Kızıl sakallı şişman adam pek de sağlam görünmeyen sandalyenin üzerine çıktı. Bunu omuzlarına bastırdığı iki Medeàlı'dan destek alarak yaptı. Sandalye titrese de yıkılmadı. Belli ki konuşmayı o yapacaktı. Kafasında kâğıttan uyduruk bir şapka, üzerinde ise bol miktarda kan ve yağ lekesi içeren sözde beyaz bir önlük asılıydı. Boğazını temizleyip hafifçe öksürdüğünde süregelen uğultu yerini derin bir sessizliğe bıraktı.
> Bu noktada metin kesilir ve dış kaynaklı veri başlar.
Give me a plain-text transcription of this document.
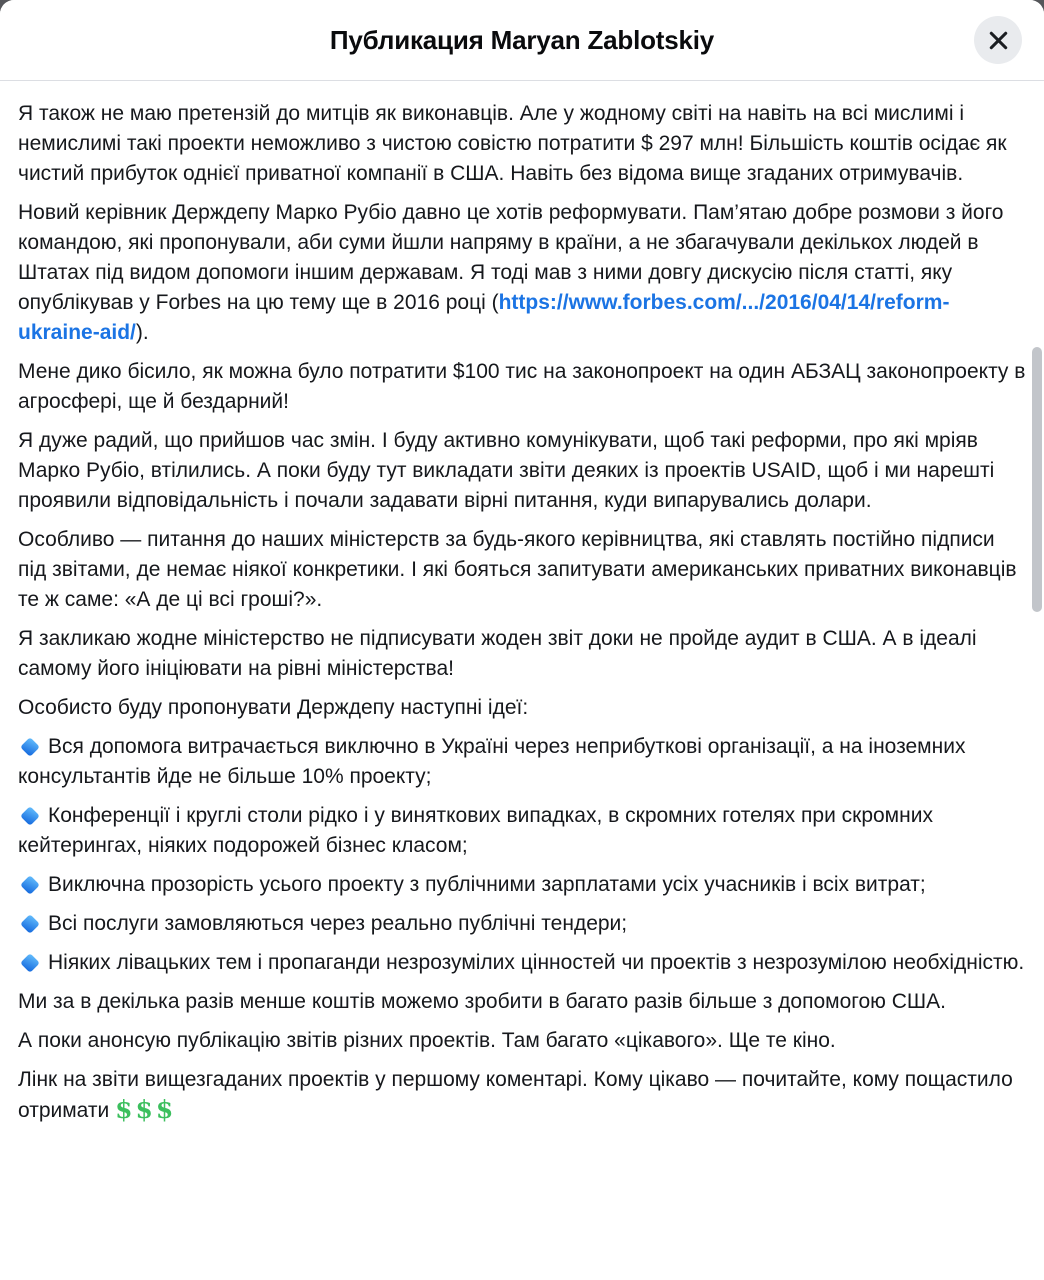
Публикация Maryan Zablotskiy

Я також не маю претензій до митців як виконавців. Але у жодному світі на навіть на всі мислимі і немислимі такі проекти неможливо з чистою совістю потратити $ 297 млн! Більшість коштів осідає як чистий прибуток однієї приватної компанії в США. Навіть без відома вище згаданих отримувачів.

Новий керівник Держдепу Марко Рубіо давно це хотів реформувати. Пам’ятаю добре розмови з його командою, які пропонували, аби суми йшли напряму в країни, а не збагачували декількох людей в Штатах під видом допомоги іншим державам. Я тоді мав з ними довгу дискусію після статті, яку опублікував у Forbes на цю тему ще в 2016 році (https://www.forbes.com/.../2016/04/14/reform-ukraine-aid/).

Мене дико бісило, як можна було потратити $100 тис на законопроект на один АБЗАЦ законопроекту в агросфері, ще й бездарний!

Я дуже радий, що прийшов час змін. І буду активно комунікувати, щоб такі реформи, про які мріяв Марко Рубіо, втілились. А поки буду тут викладати звіти деяких із проектів USAID, щоб і ми нарешті проявили відповідальність і почали задавати вірні питання, куди випарувались долари.

Особливо — питання до наших міністерств за будь-якого керівництва, які ставлять постійно підписи під звітами, де немає ніякої конкретики. І які бояться запитувати американських приватних виконавців те ж саме: «А де ці всі гроші?».

Я закликаю жодне міністерство не підписувати жоден звіт доки не пройде аудит в США. А в ідеалі самому його ініціювати на рівні міністерства!

Особисто буду пропонувати Держдепу наступні ідеї:

Вся допомога витрачається виключно в Україні через неприбуткові організації, а на іноземних консультантів йде не більше 10% проекту;

Конференції і круглі столи рідко і у виняткових випадках, в скромних готелях при скромних кейтерингах, ніяких подорожей бізнес класом;

Виключна прозорість усього проекту з публічними зарплатами усіх учасників і всіх витрат;

Всі послуги замовляються через реально публічні тендери;

Ніяких лівацьких тем і пропаганди незрозумілих цінностей чи проектів з незрозумілою необхідністю.

Ми за в декілька разів менше коштів можемо зробити в багато разів більше з допомогою США.

А поки анонсую публікацію звітів різних проектів. Там багато «цікавого». Ще те кіно.

Лінк на звіти вищезгаданих проектів у першому коментарі. Кому цікаво — почитайте, кому пощастило отримати $$$
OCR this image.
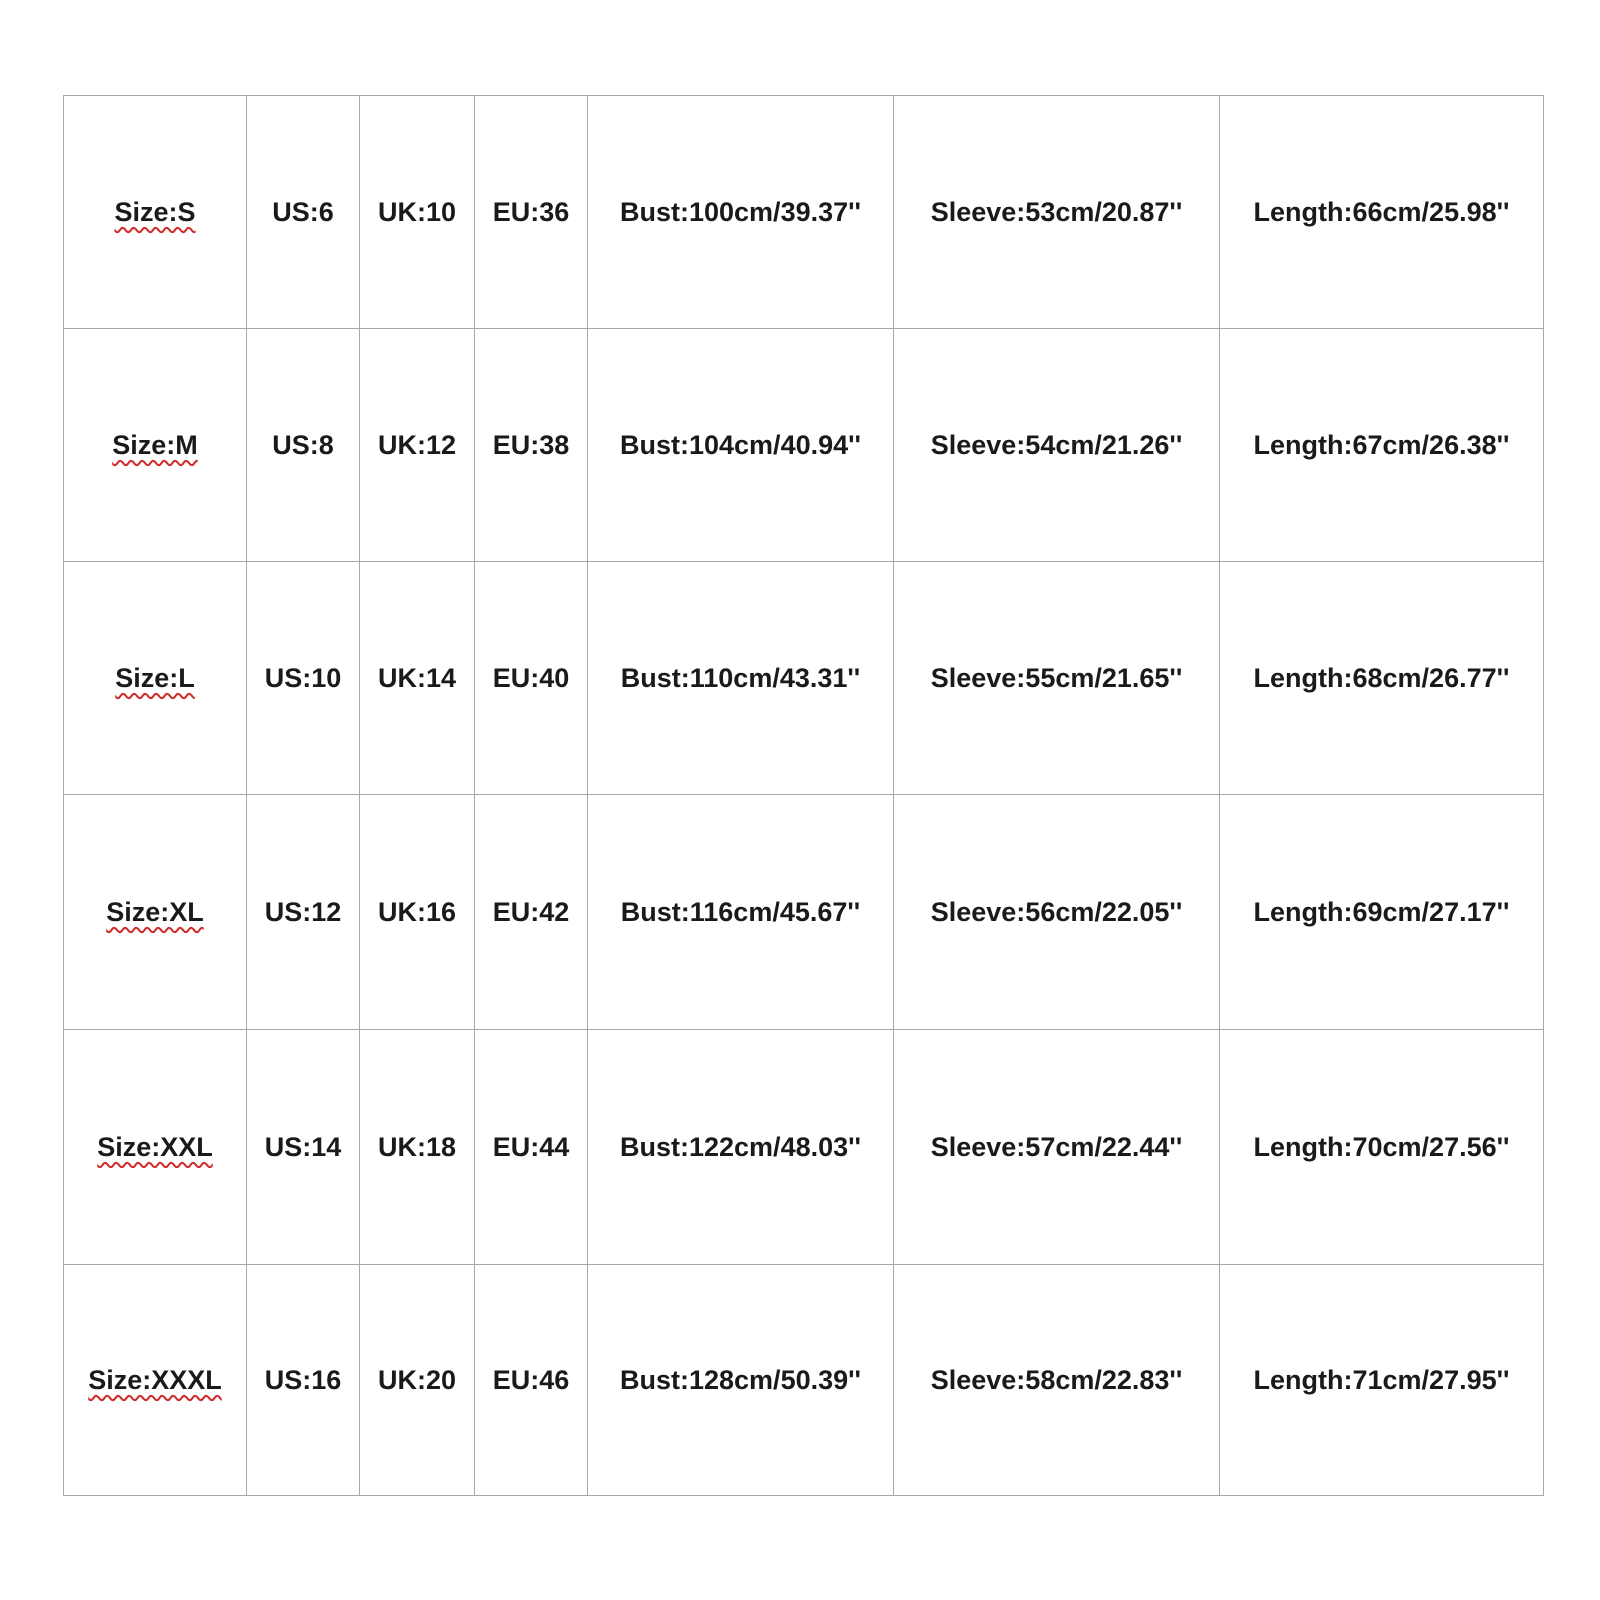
Size:S	US:6	UK:10	EU:36	Bust:100cm/39.37''	Sleeve:53cm/20.87''	Length:66cm/25.98''
Size:M	US:8	UK:12	EU:38	Bust:104cm/40.94''	Sleeve:54cm/21.26''	Length:67cm/26.38''
Size:L	US:10	UK:14	EU:40	Bust:110cm/43.31''	Sleeve:55cm/21.65''	Length:68cm/26.77''
Size:XL	US:12	UK:16	EU:42	Bust:116cm/45.67''	Sleeve:56cm/22.05''	Length:69cm/27.17''
Size:XXL	US:14	UK:18	EU:44	Bust:122cm/48.03''	Sleeve:57cm/22.44''	Length:70cm/27.56''
Size:XXXL	US:16	UK:20	EU:46	Bust:128cm/50.39''	Sleeve:58cm/22.83''	Length:71cm/27.95''
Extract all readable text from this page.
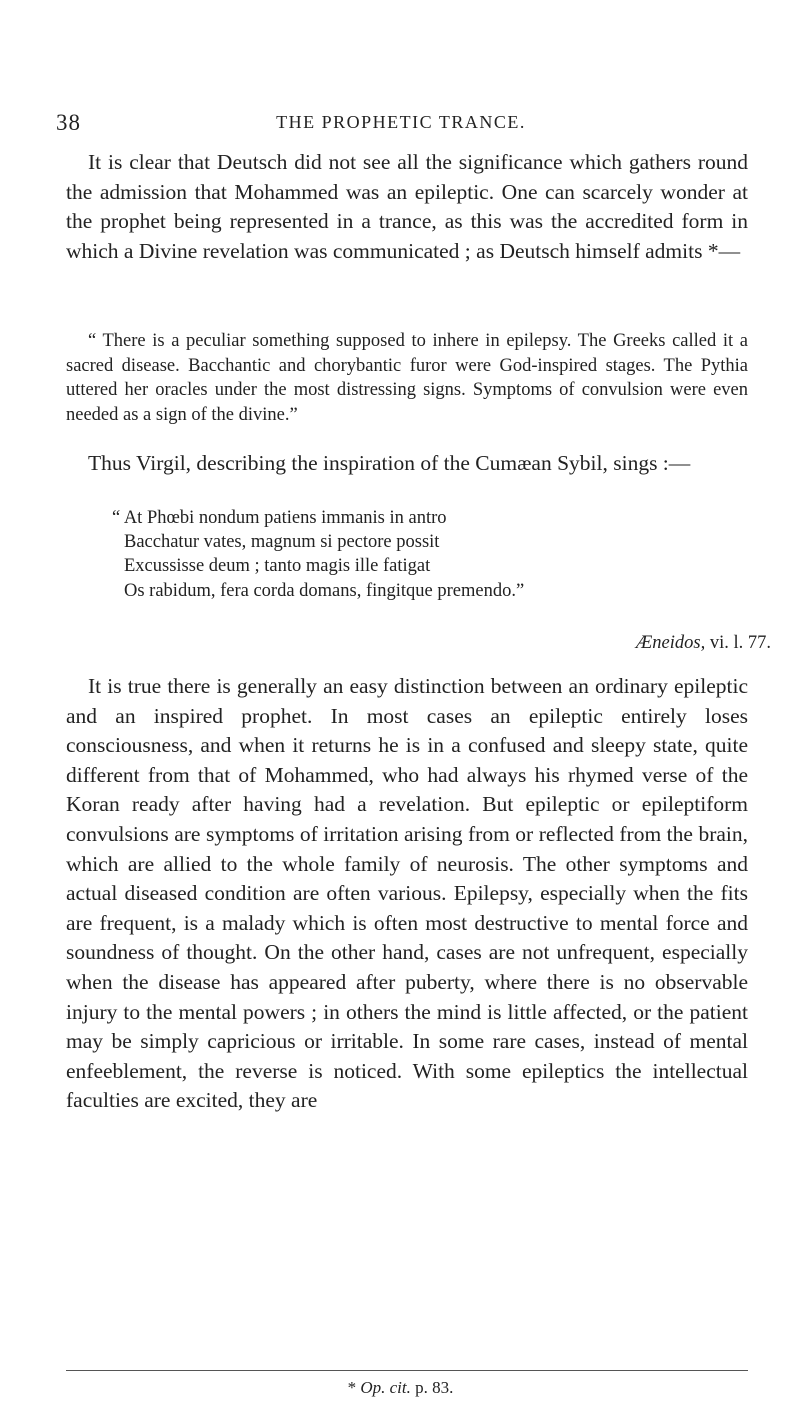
38	THE PROPHETIC TRANCE.

It is clear that Deutsch did not see all the significance which gathers round the admission that Mohammed was an epileptic. One can scarcely wonder at the prophet being represented in a trance, as this was the accredited form in which a Divine revelation was communicated ; as Deutsch himself admits *—

“ There is a peculiar something supposed to inhere in epilepsy. The Greeks called it a sacred disease. Bacchantic and chorybantic furor were God-inspired stages. The Pythia uttered her oracles under the most distressing signs. Symptoms of convulsion were even needed as a sign of the divine.”

Thus Virgil, describing the inspiration of the Cumæan Sybil, sings :—

“ At Phœbi nondum patiens immanis in antro
Bacchatur vates, magnum si pectore possit
Excussisse deum ; tanto magis ille fatigat
Os rabidum, fera corda domans, fingitque premendo.”
Æneidos, vi. l. 77.

It is true there is generally an easy distinction between an ordinary epileptic and an inspired prophet. In most cases an epileptic entirely loses consciousness, and when it returns he is in a confused and sleepy state, quite different from that of Mohammed, who had always his rhymed verse of the Koran ready after having had a revelation. But epileptic or epileptiform convulsions are symptoms of irritation arising from or reflected from the brain, which are allied to the whole family of neurosis. The other symptoms and actual diseased condition are often various. Epilepsy, especially when the fits are frequent, is a malady which is often most destructive to mental force and soundness of thought. On the other hand, cases are not unfrequent, especially when the disease has appeared after puberty, where there is no observable injury to the mental powers ; in others the mind is little affected, or the patient may be simply capricious or irritable. In some rare cases, instead of mental enfeeblement, the reverse is noticed. With some epileptics the intellectual faculties are excited, they are

* Op. cit. p. 83.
"Pek saygıdeğer beyefendiler ve borcunu hâlâ ödemeyip herkesten fazla yemeyi de katiyen ihmal etmeyen yüzsüz Gaon." Kalabalık kahkahaya boğuldu. Adı geçen kel kafalı ise dizlerini kırarak suretini gizlemeye çalışıyordu. "Merakla beklediğiniz... Özlediğiniz... Arzuladığınız... Büyük müsabaka az sonra başlayacak." Alkışlar havada uçuştu. Tezahüratların haddi hesabı yoktu. Uzun süren ıslıklar ve birbirini izleyen bağırışlar aşçının eli havaya kalkana kadar da sürüp gitti. "Medeà'nın ve Andòr'un iki güçlü bileği bugün burada kozlarını paylaşacaklar. Sol tarafımda gördüğünüz şu kaslı yaratık krallığımıza gelip şampiyonumuz Gruz'a meydan okuma cesaretini gösterdi. Pek tabii biz de kabul ettik." Aşçı az biraz düşündükten sonra solundaki pos bıyıklıya dönerek "Adı neydi bu manyağın?" diye sordu.

"Klen Mulonwa."

"Böyle boktan isim mi olur?"

Pos bıyıklı omuz silkti. "Öyle."

Aşçı duruşunu düzetti. Tok sesini ayarladı ve "Klen Mulonwaaaa." diye bağırdı.

Güçlü yuh sesleri aldı başını gitti, tavana yükseldi, salonu doldurup pencerelerden taştı. Suratında derin kesikler olan sarışın ayağa kalkıp kalabalığa doğru hırlayarak şişirdiği damarlı kaslarını gösterdi. Kuduz bir köpeği andırıyordu. Üzerindeki tuniğin dikiş yerleri öyle bir gerilmişti ki biraz daha zorlasa dağılıp etrafa saçılacak, paramparça olacaktı. Bu hareketin ardından yuh seslerinin seviyesi bir tık daha artmış, hakaret ve küfürlü tezahüratlar yuhlamaları layığıyla desteklemeye yetmişti. Şişman aşçı elini havaya kaldırıp huzuru sağlamaya çalışıyordu şimdi. Bu biraz zaman aldı ama en nihayetinde istediği oldu.